Surveys of health IT adoption shed light on barriers to adoption (Fonkych and Taylor, 2005). In addition to cost, barriers included the difficulty in selecting an EHR appropriate for the setting, the decreased productivity of providers during the adoption period, the willingness of the physicians to both adopt EHRs and change practice patterns accordingly, familiarity with IT, concern about buying a system that is not technically mature, and the limited return on investment that has been demonstrated to date (Poon et al., 2006; Shortliffe, 2005).

Large systems that have successfully implemented health IT (the VA, Kaiser, Geisinger Health System) have invested substantial resources in helping providers make the transition; such help may not be available to providers outside such systems.

Large hospitals and integrated health care delivery systems generally have the resources to initiate and maintain the transition to EHRs.

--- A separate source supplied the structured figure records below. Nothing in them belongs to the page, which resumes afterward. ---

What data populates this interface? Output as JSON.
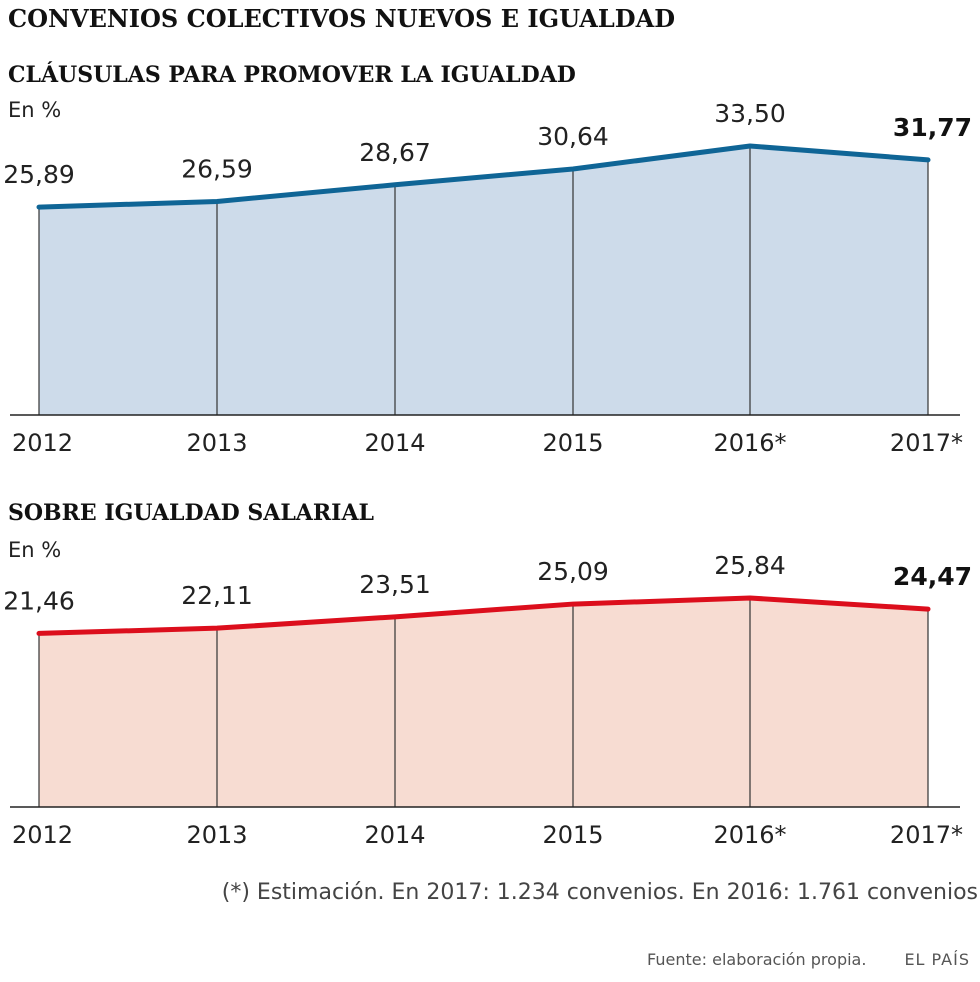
{
  "header": {
    "title": "CONVENIOS COLECTIVOS NUEVOS E IGUALDAD"
  },
  "chart_data": [
    {
      "type": "area",
      "title": "CLÁUSULAS PARA PROMOVER LA IGUALDAD",
      "unit": "En %",
      "categories": [
        "2012",
        "2013",
        "2014",
        "2015",
        "2016*",
        "2017*"
      ],
      "values": [
        25.89,
        26.59,
        28.67,
        30.64,
        33.5,
        31.77
      ],
      "labels": [
        "25,89",
        "26,59",
        "28,67",
        "30,64",
        "33,50",
        "31,77"
      ],
      "highlight_last": true,
      "line_color": "#0f6596",
      "fill_color": "#cddbea",
      "ylim": [
        0,
        33.5
      ]
    },
    {
      "type": "area",
      "title": "SOBRE IGUALDAD SALARIAL",
      "unit": "En %",
      "categories": [
        "2012",
        "2013",
        "2014",
        "2015",
        "2016*",
        "2017*"
      ],
      "values": [
        21.46,
        22.11,
        23.51,
        25.09,
        25.84,
        24.47
      ],
      "labels": [
        "21,46",
        "22,11",
        "23,51",
        "25,09",
        "25,84",
        "24,47"
      ],
      "highlight_last": true,
      "line_color": "#dc0e1c",
      "fill_color": "#f7dcd2",
      "ylim": [
        0,
        25.84
      ]
    }
  ],
  "note": "(*) Estimación. En 2017: 1.234 convenios. En 2016: 1.761 convenios",
  "footer": {
    "source": "Fuente: elaboración propia.",
    "brand": "EL PAÍS"
  }
}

Large provider groups can similarly sustain the effort and costs related to EHR systems.

However, small physician groups and smaller or more disadvantaged hospitals are slower to transition to EHRs, indicating the possible dependency of operational feasibility on access to capital and the potential of return on investment. Smaller physician groups typically face higher costs per provider for implementation of health IT systems than do larger groups. In addition, as the benefits of health IT adoption accrue to patients in the form of improved care and to payers in decreased costs, smaller physician groups may not see a financial return on investment (Poon et al., 2006).

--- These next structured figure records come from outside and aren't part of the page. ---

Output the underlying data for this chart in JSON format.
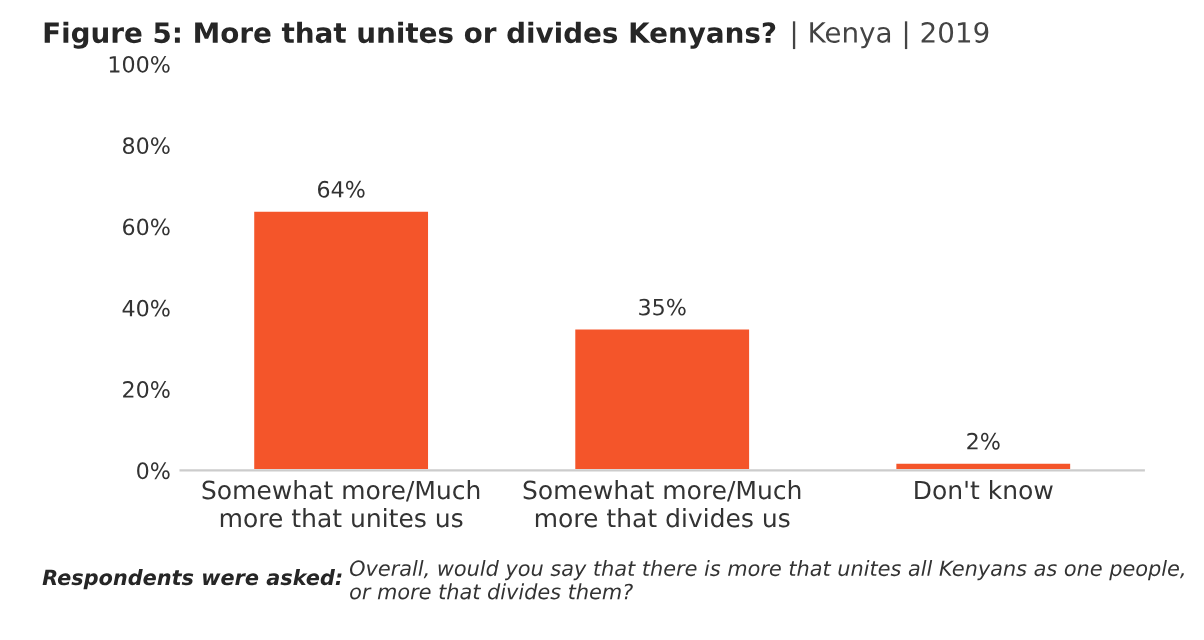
{
  "chart_data": {
    "type": "bar",
    "title": "Figure 5: More that unites or divides Kenyans?",
    "subtitle": "| Kenya | 2019",
    "categories": [
      "Somewhat more/Much\nmore that unites us",
      "Somewhat more/Much\nmore that divides us",
      "Don't know"
    ],
    "values": [
      64,
      35,
      2
    ],
    "color": "#f4552a",
    "data_labels": true,
    "value_labels": [
      "64%",
      "35%",
      "2%"
    ],
    "ylim": [
      0,
      100
    ],
    "yticks": [
      {
        "value": 0,
        "label": "0%"
      },
      {
        "value": 20,
        "label": "20%"
      },
      {
        "value": 40,
        "label": "40%"
      },
      {
        "value": 60,
        "label": "60%"
      },
      {
        "value": 80,
        "label": "80%"
      },
      {
        "value": 100,
        "label": "100%"
      }
    ],
    "grid": false,
    "legend": false,
    "annotations": [
      "Respondents were asked:",
      "Overall, would you say that there is more that unites all Kenyans as one people, or more that divides them?"
    ]
  }
}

Establishing interconnectivity of health IT systems may also be difficult, because providers have few financial incentives to share health information and there are concerns about the privacy and security of that information.

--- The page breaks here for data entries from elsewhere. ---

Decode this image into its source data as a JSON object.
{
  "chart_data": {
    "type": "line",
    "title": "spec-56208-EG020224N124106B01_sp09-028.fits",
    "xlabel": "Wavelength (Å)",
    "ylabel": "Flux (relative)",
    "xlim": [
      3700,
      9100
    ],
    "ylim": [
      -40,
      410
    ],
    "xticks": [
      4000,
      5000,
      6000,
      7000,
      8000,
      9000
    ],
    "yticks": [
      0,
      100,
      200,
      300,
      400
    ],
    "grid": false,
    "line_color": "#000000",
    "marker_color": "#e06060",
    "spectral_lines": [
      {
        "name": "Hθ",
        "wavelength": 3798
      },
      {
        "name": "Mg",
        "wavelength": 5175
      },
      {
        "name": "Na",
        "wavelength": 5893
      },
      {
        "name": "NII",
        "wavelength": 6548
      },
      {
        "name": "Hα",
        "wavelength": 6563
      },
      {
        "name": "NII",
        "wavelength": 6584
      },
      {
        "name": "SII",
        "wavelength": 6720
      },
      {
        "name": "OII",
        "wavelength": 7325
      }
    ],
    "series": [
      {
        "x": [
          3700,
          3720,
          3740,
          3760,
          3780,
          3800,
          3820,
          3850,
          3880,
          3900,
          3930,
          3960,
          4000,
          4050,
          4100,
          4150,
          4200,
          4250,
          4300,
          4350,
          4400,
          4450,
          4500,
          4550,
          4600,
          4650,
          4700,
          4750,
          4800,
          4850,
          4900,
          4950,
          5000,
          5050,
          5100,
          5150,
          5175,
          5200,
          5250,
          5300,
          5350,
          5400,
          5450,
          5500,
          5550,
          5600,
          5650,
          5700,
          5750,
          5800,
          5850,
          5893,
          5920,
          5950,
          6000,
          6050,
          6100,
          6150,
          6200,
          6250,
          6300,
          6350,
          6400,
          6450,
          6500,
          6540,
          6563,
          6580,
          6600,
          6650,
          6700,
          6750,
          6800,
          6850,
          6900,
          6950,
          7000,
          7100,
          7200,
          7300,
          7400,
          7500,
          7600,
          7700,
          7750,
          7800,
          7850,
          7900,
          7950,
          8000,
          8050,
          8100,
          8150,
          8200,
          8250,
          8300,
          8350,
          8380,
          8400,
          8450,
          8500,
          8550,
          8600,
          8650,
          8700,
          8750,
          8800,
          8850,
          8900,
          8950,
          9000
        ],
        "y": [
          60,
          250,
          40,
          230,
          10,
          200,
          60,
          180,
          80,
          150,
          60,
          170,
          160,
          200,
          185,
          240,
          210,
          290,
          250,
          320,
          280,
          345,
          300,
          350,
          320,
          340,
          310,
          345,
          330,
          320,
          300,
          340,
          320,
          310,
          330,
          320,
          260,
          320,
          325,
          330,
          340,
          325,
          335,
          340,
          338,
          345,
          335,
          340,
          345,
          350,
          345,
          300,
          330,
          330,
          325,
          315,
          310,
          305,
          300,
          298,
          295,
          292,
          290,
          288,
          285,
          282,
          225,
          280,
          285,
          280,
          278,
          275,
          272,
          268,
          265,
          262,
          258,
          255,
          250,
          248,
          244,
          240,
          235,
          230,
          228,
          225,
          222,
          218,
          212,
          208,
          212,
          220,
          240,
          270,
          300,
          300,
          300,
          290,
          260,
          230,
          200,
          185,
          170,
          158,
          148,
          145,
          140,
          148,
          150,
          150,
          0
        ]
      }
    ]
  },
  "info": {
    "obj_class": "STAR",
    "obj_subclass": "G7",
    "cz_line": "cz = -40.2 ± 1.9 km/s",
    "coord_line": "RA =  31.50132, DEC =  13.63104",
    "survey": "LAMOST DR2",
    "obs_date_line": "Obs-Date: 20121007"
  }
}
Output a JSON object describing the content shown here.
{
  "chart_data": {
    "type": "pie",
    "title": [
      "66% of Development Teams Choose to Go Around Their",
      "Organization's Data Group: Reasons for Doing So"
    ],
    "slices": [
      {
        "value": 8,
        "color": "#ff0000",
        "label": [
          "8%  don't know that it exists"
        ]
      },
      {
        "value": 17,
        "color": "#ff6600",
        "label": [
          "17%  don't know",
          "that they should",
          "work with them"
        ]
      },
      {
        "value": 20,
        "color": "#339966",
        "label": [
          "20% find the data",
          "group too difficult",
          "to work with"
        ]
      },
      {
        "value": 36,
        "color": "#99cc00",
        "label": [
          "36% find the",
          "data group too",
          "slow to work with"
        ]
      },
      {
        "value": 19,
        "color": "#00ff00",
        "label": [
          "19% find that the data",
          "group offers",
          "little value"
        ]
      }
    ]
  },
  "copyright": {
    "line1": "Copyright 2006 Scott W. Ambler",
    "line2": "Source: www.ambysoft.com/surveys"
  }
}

We do not yet know the types or magnitudes of incentives that would make different kinds of providers in different settings increase their adoption rates of EHRs. That is, we do not know the elasticity of demand of EHRs (or how much demand for them is affected by their price) and the degree of their dependence on the setting or context. Nor do we know how to achieve a sustainable business model for health information exchanges, and there is no national consensus about what privacy and security protections need to be put in place to achieve significant participation of providers and patients in interoperable health information networks.

References

  • Congressional Budget Office (CBO), Evidence on the Costs and Benefits of Health Information Technology, Washington, D.C., Congress of the United States, May 2008, Pub. No. 2976. As of November 10, 2008: http://cbo.gov/ftpdocs/91xx/doc9168/05-20-HealthIT.pdf
  • Fonkych K, Taylor R, The State and Pattern of Health Information Technology Adoption, Santa Monica, Calif.: RAND Corporation, MG-409-HLTH, 2005. As of June 18, 2009: http://www.rand.org/pubs/monographs/MG409/
  • Korn P, "Record Sharing Stalls," Portland Tribune, August 10, 2007. As of November 10, 2008: http://www.portlandtribune.com/news/story.php?story_id=118670243207447600
  • Miller RH, Miller BS, "The Santa Barbara Care Data Exchange: What Happened?" Health Affairs, Web Exclusives [Epub August 1, 2007], Vol. 26, No. 5, September/October 2007, pp. w.568-w.580.
  • Poon EG, Jha AK, Cristino M, Honour M, Fernadopulle R, Middleton B, Newhouse J, Leape L, Bates DW, Blumenthal D, Kaushal R, "Assessing the Level of Health Information Technology Adoption in the United States: A Snapshot," BMC Medical Informatics and Decision Making, Vol. 6, No. 1, 2006. As of November 10, 2008: http://www.pubmedcentral.nih.gov/articlerender.fcgi?artid=1343543
  • Shortliffe EH, "Strategic Action in Health Information Technology: Why the Obvious Has Taken So Long," Health Affairs, Vol. 24, No. 5, September/October 2005, pp. 1222-1233.